Aujourd’hui encore, je suis plutôt consommateur de romans que consommateur de bandes dessinées. J’ai quand même un regret : je chassais les dédicaces quand j’étais petit, mais je n’ai jamais pu avoir celle de Franquin dans ma collection alors que je lui vouais un culte. Chez lui, chaque trait m’enchante, et en plus je trouve les histoires très bien faites. Et j’ai été très content, un jour que je m’entretenais avec un dessinateur américain, d’entendre celui-ci affirmer comme une évidence : « Le meilleur, c’est Franquin. »

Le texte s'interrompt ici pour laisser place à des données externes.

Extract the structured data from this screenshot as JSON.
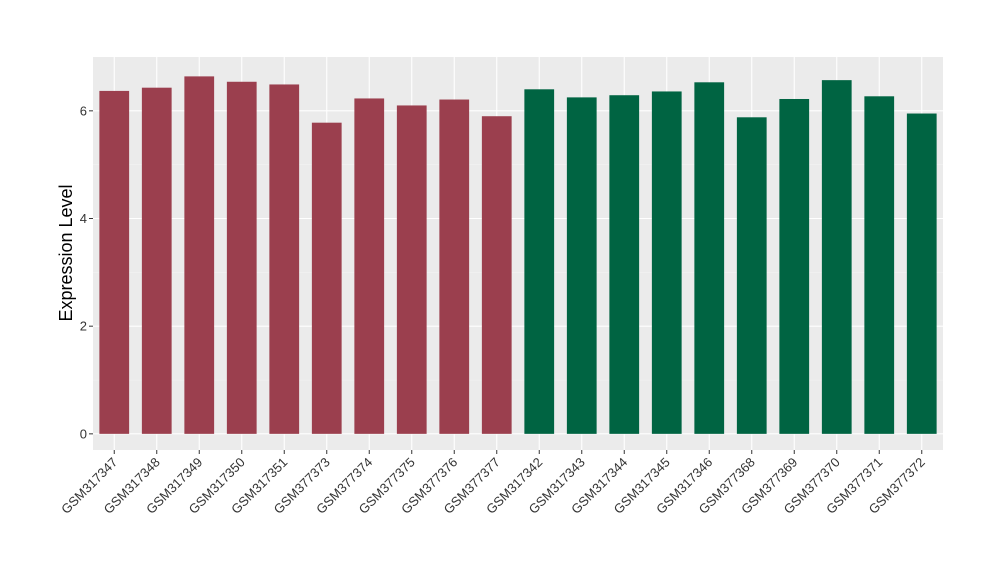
{
  "chart_data": {
    "type": "bar",
    "title": "",
    "xlabel": "",
    "ylabel": "Expression Level",
    "ylim": [
      -0.3,
      7.0
    ],
    "yticks": [
      0,
      2,
      4,
      6
    ],
    "yticks_labels": [
      "0",
      "2",
      "4",
      "6"
    ],
    "grid": true,
    "legend": "none",
    "categories": [
      "GSM317347",
      "GSM317348",
      "GSM317349",
      "GSM317350",
      "GSM317351",
      "GSM377373",
      "GSM377374",
      "GSM377375",
      "GSM377376",
      "GSM377377",
      "GSM317342",
      "GSM317343",
      "GSM317344",
      "GSM317345",
      "GSM317346",
      "GSM377368",
      "GSM377369",
      "GSM377370",
      "GSM377371",
      "GSM377372"
    ],
    "values": [
      6.37,
      6.43,
      6.64,
      6.54,
      6.49,
      5.78,
      6.23,
      6.1,
      6.21,
      5.9,
      6.4,
      6.25,
      6.29,
      6.36,
      6.53,
      5.88,
      6.22,
      6.57,
      6.27,
      5.95
    ],
    "groups": [
      0,
      0,
      0,
      0,
      0,
      0,
      0,
      0,
      0,
      0,
      1,
      1,
      1,
      1,
      1,
      1,
      1,
      1,
      1,
      1
    ],
    "group_colors": [
      "#9b3f4e",
      "#006442"
    ]
  },
  "colors": {
    "panel_background": "#ebebeb",
    "grid_major": "#ffffff",
    "grid_minor": "#f2f2f2"
  }
}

Mon père était peintre, dessinateur et professeur d’art, et ma femme est dessinatrice. Ma fille dessine très bien. Moi, je suis nul en dessin. Ma fille, dès son plus jeune âge, lorsque je lui dessinais quelque chose, disait : « c’est pas beau ». Honnête et franc, mais quand même douloureux… Mais j’ai toujours été exposé à l’art pictural. Mon père m’a toujours permis de lire des bandes dessinées, en m’expliquant ce qu’était une bonne bande dessinée. Je me souviens que mon premier voyage aux États-Unis avec mes parents a été un cauchemar : une journée entière au Met, deux jours au Moma, sans oublier le Guggenheim. Moi, j’aurais aimé voir un peu New York ! Toute la journée, tous les jours, j’avais droit à des cours. Mon père m’expliquait le carré blanc sur fond blanc. J’avais vaguement l’impression que c’était une escroquerie, mais, évidemment, il m’en reste quelque chose !


Y a-t-il des heurts dans votre collaboration avec les dessinateurs ?


Dans l’ensemble, tout se passe bien. Le seul regret que j’aie concerne un dessinateur avec qui j’ai travaillé et dont j’aime beaucoup le trait, qui a décidé de laisser tomber une série dont j’attendais beaucoup et qui en plus se vendait bien, Shandy. Mais il n’y a même pas eu de conflit. Il a simplement préféré aller faire autre chose. Ce devait être temporaire… Avec Colin Wilson, il n’y a jamais de friction : il suit scrupuleusement le découpage que je lui propose (plan moyen du personnage, plan serré ; je lui dessine même parfois la grille des vignettes pour une planche) — si scrupuleusement que sa fidélité quelquefois m’étonne. Ma femme me dit qu’il peut être fidèle parce qu’il sait tout dessiner. J’ajouterai qu’il y a aussi chez lui la philosophie anglo-saxonne du « chacun son boulot » (les Français sont souvent plus indisciplinés).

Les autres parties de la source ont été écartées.